The IRS states that any arrangement under which employees are required, as a condition of employment or otherwise, to be enrolled in such a plan, and that does not give the employees an effective opportunity to terminate or decline the coverage, raises a variety of issues including:
- If an employer maintains such an arrangement, it would not be treated as having made an offer of coverage and would be subject to the resulting penalty.
- The government agencies may treat such arrangements as impermissible interference with an employee's ability to access premium tax credits.
To be clear, the IRS only views this as a concern if the employer defaults employees into a plan that provides minimum essential coverage but does not provide Minimum Value. Based on informal discussions with the IRS, it appears employers could still offer a basic plan that provides minimum essential coverage but not minimum value, as long as employees may choose to decline that plan.

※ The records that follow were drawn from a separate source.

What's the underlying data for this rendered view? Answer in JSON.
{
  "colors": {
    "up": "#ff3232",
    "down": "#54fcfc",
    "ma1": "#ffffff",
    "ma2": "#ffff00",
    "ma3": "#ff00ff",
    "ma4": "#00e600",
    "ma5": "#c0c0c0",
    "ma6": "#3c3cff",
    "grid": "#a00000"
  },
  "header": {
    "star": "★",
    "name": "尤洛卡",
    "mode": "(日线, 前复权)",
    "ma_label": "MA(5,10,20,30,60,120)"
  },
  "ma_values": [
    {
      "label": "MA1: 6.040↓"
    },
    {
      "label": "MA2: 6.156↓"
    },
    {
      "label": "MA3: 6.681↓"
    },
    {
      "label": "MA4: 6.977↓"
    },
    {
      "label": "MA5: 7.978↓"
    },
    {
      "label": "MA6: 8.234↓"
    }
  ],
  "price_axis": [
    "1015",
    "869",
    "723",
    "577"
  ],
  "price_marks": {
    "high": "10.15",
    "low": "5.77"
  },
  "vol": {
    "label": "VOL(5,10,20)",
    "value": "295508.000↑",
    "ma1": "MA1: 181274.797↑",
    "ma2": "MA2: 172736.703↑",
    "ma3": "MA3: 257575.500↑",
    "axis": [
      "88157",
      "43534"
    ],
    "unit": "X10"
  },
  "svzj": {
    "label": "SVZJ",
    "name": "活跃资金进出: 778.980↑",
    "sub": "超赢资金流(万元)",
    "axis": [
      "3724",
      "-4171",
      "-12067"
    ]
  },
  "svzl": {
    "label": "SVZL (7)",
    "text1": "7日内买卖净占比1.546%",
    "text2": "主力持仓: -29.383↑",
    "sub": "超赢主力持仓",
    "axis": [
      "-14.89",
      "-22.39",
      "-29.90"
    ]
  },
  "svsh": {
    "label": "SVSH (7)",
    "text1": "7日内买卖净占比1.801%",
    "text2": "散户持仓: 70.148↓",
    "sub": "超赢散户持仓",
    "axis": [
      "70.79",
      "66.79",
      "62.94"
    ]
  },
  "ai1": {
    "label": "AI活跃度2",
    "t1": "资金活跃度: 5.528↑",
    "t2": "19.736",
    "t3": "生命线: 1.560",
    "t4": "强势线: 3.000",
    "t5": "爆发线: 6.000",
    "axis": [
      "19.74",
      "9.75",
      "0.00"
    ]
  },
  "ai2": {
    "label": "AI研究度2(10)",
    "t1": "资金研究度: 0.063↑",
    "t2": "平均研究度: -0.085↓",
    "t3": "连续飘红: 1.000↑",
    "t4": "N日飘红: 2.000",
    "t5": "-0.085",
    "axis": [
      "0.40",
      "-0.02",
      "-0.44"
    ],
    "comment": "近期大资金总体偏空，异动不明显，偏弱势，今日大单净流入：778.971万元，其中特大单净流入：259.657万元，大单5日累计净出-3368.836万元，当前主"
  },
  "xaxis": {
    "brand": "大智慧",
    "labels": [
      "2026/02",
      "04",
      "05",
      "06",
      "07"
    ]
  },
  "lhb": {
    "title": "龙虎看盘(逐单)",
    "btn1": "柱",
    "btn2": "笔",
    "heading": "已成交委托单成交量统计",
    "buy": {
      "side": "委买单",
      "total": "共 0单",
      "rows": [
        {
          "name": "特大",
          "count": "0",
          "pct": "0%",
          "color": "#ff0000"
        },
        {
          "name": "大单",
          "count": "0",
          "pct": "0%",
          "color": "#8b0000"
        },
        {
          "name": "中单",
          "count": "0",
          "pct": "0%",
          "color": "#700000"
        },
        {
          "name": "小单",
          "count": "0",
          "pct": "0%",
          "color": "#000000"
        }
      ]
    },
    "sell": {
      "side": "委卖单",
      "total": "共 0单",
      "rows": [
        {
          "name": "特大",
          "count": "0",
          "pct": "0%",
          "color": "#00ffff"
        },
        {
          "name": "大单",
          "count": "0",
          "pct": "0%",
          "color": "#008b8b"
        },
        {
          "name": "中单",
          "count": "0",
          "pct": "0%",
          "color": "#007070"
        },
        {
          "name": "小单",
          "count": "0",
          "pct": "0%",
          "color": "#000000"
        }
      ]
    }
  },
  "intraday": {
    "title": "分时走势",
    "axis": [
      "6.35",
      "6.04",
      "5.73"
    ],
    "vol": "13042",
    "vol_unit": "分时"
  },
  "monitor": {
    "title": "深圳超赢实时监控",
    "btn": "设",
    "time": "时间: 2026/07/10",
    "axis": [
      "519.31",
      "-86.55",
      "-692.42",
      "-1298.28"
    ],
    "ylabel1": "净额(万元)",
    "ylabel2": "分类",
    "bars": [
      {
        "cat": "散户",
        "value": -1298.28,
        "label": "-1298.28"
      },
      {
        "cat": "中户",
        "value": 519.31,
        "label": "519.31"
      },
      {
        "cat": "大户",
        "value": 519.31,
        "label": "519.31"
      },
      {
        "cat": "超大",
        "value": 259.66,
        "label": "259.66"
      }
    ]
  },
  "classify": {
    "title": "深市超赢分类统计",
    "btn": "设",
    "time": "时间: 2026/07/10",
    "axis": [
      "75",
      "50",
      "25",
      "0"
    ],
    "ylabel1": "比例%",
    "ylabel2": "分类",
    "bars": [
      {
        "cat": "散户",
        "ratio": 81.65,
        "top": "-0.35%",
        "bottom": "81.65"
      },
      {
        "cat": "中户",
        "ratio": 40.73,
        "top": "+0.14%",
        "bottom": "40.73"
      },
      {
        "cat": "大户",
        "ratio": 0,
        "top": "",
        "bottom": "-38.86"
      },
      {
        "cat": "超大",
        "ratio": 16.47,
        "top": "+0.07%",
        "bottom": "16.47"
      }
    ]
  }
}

So, for instance, an employer could offer a preventive services-only plan (which would comply with the requirement to cover first-dollar preventive care at 100%), and the employer would never be subject to the larger penalty under the employer mandate ($2,000 multiplied by all full-time employees). While the employer may still be subject to the smaller penalty ($3,000 multiplied by only those full-time employees who receive a tax credit) because they have not offered a plan that provides Minimum Value, presumably this penalty would be significantly less than the alternative.
The IRS is seeking comments to be received by July 2, 2013. Taxpayers may apply the proposed regulations for taxable years ending before January 1, 2015.